The ecosystem surrounding the open source Prometheus monitoring systems for Kubernetes clusters is starting to mature.
Cortex, a scalable, highly available, multi-tenant storage platform for Prometheus, and Thanos, a metric system that provides a way to centralize and scale instances of Prometheus, have both moved up to become incubation-level projects within the Cloud Native Computing Foundation (CNCF). The next step would be for the projects to move up to the same graduated level as Prometheus and Kubernetes, assuming they are able to garner enough support across the CNCF community.
Frederic Branczyk, a system engineer for Red Hat who is a maintainer of Thanos, notes each instance of a Kubernetes cluster requires an instance of Prometheus to monitor it. Thanos provides a mechanism to aggregate all the data across fleets of Kubernetes clusters to provide IT teams with a global view of a Kubernetes environment, he says.
It is used in production by Alibaba Cloud, Banzai Cloud, HelloFresh, Monzo and Red Hat, among others, with seven maintainers from four different companies: AdForm, Grafana Labs, Red Hat and Utility Warehouse.
As a complementary project, Cortex provides a way to reduce the cost of storing all that data for organizations that want to compare metrics over extended periods of time, adds Branczyk.
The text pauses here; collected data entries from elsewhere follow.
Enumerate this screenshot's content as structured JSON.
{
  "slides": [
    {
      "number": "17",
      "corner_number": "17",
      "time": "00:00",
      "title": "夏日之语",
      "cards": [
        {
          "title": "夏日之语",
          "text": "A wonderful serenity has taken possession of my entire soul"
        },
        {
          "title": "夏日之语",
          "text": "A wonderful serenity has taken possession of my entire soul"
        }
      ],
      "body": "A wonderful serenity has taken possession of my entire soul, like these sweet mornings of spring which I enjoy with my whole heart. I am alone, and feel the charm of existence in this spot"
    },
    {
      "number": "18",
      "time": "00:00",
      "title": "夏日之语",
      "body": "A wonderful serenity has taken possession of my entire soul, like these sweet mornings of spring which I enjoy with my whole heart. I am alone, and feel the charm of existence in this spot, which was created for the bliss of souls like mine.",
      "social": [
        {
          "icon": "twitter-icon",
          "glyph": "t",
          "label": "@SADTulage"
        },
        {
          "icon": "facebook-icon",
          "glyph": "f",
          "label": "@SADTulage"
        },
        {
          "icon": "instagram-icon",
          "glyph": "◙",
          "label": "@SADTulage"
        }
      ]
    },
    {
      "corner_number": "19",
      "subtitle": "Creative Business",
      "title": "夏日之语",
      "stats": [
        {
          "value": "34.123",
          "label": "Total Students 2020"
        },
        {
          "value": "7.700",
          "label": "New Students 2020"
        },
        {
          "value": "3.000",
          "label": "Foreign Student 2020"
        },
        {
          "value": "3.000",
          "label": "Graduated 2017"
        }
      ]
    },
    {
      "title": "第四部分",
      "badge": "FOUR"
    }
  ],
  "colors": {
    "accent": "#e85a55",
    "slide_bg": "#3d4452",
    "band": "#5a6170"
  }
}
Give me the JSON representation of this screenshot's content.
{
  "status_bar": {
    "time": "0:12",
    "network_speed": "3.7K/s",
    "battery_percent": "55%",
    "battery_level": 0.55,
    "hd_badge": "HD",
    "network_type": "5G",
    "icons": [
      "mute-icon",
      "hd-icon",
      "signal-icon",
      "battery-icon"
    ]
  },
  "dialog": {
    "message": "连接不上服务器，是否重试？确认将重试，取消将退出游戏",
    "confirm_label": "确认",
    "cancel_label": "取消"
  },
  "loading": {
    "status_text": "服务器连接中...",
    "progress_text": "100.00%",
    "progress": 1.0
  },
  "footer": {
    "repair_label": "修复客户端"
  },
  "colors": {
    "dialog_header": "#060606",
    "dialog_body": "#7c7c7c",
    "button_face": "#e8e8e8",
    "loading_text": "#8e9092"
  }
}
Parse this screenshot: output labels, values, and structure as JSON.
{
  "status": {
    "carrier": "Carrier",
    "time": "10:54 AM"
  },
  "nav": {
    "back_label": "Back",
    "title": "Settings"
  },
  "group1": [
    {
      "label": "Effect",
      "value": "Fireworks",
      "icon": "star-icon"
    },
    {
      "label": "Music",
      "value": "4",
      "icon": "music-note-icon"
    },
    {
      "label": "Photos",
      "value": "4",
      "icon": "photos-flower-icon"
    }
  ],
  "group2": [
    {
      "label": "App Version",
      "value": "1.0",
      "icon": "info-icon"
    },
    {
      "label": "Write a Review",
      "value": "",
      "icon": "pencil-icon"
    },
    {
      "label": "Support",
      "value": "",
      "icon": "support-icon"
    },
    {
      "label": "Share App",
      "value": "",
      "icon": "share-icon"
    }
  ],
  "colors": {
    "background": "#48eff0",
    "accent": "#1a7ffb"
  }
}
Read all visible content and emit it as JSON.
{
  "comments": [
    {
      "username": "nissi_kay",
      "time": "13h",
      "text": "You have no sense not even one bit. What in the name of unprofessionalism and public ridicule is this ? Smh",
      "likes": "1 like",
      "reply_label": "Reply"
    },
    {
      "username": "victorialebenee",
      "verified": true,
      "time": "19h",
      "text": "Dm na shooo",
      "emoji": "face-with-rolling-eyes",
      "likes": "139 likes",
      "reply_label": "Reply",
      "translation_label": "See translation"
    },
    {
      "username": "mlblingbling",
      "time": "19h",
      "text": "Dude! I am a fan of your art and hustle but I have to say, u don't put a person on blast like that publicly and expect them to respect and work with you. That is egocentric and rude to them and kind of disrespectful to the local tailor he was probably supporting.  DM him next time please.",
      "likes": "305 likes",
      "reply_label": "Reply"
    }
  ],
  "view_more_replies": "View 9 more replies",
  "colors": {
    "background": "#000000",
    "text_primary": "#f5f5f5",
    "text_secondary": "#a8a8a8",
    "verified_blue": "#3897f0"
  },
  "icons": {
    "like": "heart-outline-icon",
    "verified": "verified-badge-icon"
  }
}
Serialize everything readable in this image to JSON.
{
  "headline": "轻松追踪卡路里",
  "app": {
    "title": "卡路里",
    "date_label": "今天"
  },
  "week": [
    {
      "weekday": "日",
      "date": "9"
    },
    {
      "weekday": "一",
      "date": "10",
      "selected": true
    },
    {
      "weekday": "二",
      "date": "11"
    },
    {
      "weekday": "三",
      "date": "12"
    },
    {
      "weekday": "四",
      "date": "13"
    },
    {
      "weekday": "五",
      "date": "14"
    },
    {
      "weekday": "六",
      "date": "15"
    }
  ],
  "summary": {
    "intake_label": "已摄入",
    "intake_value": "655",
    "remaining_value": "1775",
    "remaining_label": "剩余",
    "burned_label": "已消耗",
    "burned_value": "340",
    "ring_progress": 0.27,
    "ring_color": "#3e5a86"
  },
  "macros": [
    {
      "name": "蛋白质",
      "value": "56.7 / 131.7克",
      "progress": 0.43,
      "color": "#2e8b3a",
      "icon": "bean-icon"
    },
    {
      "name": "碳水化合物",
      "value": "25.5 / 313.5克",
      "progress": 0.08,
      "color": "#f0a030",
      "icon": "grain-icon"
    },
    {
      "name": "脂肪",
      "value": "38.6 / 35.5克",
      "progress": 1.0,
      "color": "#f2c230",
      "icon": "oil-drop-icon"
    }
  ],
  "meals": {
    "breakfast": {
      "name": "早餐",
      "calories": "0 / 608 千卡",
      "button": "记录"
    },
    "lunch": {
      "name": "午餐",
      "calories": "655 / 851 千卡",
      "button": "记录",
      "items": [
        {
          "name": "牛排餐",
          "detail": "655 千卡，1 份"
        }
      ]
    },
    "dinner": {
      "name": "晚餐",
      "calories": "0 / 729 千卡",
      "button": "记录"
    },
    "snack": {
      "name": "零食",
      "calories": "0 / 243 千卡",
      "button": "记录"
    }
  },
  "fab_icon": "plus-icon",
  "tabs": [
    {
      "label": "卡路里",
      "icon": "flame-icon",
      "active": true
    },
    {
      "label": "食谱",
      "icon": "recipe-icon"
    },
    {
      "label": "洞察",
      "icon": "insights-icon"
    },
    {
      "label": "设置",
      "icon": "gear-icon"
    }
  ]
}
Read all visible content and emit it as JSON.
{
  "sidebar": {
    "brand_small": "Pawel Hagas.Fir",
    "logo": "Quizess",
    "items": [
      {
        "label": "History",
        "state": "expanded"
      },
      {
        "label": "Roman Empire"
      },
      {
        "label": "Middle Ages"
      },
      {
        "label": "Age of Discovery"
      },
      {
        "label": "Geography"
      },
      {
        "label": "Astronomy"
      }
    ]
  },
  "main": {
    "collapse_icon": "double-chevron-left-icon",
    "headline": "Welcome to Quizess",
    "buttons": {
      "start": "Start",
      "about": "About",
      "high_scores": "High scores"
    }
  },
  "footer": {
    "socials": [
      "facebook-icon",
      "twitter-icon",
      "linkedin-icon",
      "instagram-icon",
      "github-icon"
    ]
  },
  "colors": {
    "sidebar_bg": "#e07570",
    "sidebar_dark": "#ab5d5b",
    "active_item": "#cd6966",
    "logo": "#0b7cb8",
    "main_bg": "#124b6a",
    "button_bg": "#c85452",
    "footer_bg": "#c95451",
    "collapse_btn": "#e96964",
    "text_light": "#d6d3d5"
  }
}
The project now has eight maintainers from four different companies—Grafana Labs, Microsoft, Splunk and Weaveworks—and is used in production by several organizations at scale, including EA, Gojek and Rewe Digital.
Use of Prometheus appears to be keeping pace with adoption of Kubernetes clusters, especially in application development environments. Developers who adopt Kubernetes tend to also prefer to adopt complementary tools that don’t require them to obtain approval from a purchasing manager. As container applications move into production environments, it’s less clear how many organizations will continue to employ Prometheus—most IT organizations already have a plethora of monitoring tools at their disposal, many of which are now being extended to consume data generated by Prometheus agent software. That approach allows them to employ the same monitoring tools for both legacy IT environments and emerging cloud-native applications.
However, there are greenfield Kubernetes deployments that will also wind up relying solely on Prometheus to monitor Kubernetes in a production environment. It is likely only a matter of time before more of those environments require the capabilities enabled by Thanos and Cortex. Most of those greenfield applications are based on microservices that require some level of observability to enable IT teams to discover, navigate, manage and eventually secure all the dependencies that exist across potentially hundreds of microservices.
Observability is, of course, a core tenet of any best DevOps practices. In fact, Kubernetes and microservices require IT teams to embrace DevOps. Prometheus isn’t the only way to achieve the observability required to drive DevOps. However, there’s no doubt Prometheus is helping to accelerate the adoption of best DevOps practices, especially as the tools needed to store and make sense of all that data continue to mature.